As I grew older, the tree became more and more a centerpiece in the landscape of memory. Anytime, anywhere, I could see myself hiking with my parents or siblings past its slender leaves, or splashing by it with neighbors through terraces of snow. I could see myself alone, sitting under it, edified by its girth, watching the sun dip or clouds skate. I could see myself laying with my wife Marika in its shade. I could see myself and my sons forage for nuts: perusing green husks and tan shells, we realized the tree was, in fact, bitternut hickory, not shagbark, and thus produced nuts we’d find unpalatable. For decades, it seemed, I could enter this landscape and walk the hills—the tree would be there.

Tuesday 2 February, however, Connecticut’s Department of Energy and Environmental Protection (DEEP) chopped down this tree. Parts of the crown were dragged to block entrances to footpaths in the southern and northern sections of the meadow.
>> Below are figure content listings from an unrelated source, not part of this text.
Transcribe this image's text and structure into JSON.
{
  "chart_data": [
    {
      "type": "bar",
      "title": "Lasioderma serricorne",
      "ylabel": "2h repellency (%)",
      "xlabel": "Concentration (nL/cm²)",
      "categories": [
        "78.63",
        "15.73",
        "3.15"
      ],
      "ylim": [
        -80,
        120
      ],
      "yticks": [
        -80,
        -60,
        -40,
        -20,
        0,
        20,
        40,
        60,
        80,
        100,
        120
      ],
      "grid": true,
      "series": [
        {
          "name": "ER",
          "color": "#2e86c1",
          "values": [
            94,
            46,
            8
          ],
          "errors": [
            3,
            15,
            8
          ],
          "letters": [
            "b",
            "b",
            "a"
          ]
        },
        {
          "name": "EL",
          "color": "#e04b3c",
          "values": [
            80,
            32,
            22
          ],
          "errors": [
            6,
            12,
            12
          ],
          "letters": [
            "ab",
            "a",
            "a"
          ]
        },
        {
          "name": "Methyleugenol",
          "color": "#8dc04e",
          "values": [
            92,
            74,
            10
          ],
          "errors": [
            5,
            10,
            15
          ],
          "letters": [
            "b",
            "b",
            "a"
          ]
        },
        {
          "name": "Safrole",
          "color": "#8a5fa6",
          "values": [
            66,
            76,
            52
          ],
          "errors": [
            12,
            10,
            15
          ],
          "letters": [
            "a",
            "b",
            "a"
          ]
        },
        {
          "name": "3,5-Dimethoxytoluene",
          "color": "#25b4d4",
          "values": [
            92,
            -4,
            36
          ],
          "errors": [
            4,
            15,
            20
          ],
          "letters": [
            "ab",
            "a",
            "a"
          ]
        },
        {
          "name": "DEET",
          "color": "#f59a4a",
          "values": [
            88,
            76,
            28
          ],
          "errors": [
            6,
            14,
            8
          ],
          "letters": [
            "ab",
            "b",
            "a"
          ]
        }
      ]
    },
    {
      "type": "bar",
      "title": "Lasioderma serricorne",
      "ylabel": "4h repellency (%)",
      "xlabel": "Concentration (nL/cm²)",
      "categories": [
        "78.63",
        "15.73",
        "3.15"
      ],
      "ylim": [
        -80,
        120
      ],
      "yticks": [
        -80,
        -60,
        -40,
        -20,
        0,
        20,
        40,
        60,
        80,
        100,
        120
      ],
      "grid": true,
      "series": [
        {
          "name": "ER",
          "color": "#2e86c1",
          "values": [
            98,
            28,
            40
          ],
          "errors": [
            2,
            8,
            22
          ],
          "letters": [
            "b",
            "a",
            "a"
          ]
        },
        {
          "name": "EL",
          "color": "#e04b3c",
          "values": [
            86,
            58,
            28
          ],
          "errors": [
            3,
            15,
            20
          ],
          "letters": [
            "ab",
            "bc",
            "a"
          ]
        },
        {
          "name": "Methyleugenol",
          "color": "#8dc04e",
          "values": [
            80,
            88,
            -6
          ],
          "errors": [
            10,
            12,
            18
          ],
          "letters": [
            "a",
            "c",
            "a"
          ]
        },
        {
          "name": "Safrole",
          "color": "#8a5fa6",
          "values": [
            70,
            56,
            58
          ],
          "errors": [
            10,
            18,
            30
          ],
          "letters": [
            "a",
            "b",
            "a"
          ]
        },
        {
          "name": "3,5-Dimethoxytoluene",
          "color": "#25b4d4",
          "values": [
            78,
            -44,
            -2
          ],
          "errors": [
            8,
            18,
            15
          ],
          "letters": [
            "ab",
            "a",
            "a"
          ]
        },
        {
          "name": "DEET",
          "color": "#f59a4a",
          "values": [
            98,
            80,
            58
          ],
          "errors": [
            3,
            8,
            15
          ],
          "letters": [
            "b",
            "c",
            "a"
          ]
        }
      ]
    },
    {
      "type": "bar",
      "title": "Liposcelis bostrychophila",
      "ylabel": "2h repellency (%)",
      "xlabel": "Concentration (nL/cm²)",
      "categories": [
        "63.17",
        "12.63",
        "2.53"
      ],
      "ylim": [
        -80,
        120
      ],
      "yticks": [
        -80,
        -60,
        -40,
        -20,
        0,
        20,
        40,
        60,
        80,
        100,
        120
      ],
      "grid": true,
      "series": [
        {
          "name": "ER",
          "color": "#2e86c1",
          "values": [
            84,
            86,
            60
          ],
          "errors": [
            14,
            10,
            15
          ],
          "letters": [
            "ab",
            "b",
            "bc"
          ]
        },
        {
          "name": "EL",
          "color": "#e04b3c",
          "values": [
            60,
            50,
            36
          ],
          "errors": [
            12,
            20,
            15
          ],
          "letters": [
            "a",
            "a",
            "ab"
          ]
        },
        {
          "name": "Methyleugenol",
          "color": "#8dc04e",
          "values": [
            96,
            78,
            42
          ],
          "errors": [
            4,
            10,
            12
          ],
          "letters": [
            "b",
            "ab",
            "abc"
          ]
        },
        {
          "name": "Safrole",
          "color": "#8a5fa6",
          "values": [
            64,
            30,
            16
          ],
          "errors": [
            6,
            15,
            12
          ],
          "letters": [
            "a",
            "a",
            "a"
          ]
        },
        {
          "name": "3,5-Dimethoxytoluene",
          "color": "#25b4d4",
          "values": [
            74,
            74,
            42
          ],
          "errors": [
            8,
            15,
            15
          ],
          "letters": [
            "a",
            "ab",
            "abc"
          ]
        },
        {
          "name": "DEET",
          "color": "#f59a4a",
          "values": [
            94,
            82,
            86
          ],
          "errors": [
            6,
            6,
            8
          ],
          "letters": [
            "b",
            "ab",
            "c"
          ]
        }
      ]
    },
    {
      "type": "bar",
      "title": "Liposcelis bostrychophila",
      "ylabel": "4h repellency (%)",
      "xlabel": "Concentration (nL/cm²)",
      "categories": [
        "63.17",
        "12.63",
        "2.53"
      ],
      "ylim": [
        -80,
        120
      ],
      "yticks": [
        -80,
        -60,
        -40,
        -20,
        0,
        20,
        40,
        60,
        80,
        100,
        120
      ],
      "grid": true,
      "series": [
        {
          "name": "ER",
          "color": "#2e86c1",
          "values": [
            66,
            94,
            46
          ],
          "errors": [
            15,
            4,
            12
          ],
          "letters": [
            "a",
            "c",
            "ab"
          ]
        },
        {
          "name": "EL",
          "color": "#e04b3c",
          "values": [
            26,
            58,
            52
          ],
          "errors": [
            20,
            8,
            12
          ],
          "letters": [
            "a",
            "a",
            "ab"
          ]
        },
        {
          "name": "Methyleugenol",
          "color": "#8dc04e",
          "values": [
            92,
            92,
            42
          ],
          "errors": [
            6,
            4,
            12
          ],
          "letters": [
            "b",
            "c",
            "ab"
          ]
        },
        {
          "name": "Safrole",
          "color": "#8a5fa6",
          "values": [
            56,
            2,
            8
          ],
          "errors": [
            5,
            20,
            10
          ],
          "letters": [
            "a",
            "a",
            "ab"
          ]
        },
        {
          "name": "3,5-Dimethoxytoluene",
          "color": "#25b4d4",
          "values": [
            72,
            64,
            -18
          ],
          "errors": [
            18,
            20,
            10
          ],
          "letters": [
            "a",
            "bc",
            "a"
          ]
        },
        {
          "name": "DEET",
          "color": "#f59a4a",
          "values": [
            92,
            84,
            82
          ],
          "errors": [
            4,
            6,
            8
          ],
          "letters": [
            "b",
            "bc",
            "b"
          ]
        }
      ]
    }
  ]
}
At the meadow’s north terminus, where woodland rises to ridge, sections of the butchered trunk, along with piles of severed limbs, were dropped to block another path. Just beyond these remains a sign currently reads “Trail Moved to Protect Wildlife.”

The public was never formally notified why DEEP cut the tree, nor in what ways doing so would enhance wildlife. Local residents and interested citizens were never given a chance to speak for, or against, the action. Some may have supported cutting the tree for—what one assumes—biological and ecological benefits; others may have protested. But we will never know. (Monday I telephoned DEEP, presented these inquiries, and was assured a return call. That call never came.)

tree 3

By not informing the public of its intent, by not supplying the public with the information necessary to evaluate the action, DEEP has acted despicably and undemocratically. Any explanation offered now, after the fact, is laughable, and the reluctance to offer an explanation prior to the fact hubristic.

The Greeks knew well the sting of hubris. Not believing he was the cause of his people’s suffering, Creon, King of Thebes in Sophocles’ Antigone, loses a son, daughter-in-law, and wife before he humbles himself to culpability. Saturday, sledding in the meadow with my sons, I stopped to count the tree’s rings. Gazing at the stump’s mahogany pith, I traced the loops outward to 91 and, soberly, saw the wisdom of the ancients come round.

Being cut from the roots of democracy grates. But the wound inflicted by DEEP transcends political participation. Sunday I walked as I have hundreds of times across the meadow to the path my parents first showed me three decades ago. Up close I perused sawn sections of the bitternut that blocked the old path. Earthbound now, the logs evoked hacked quarters of a cow, the piles of chopped branches beyond bones. Shocked, bitter, I looked to the meadow. For a split second, bereft of a focal point, I did not know where I was.

Peter Sagnella, an English teacher, lives in Hamden.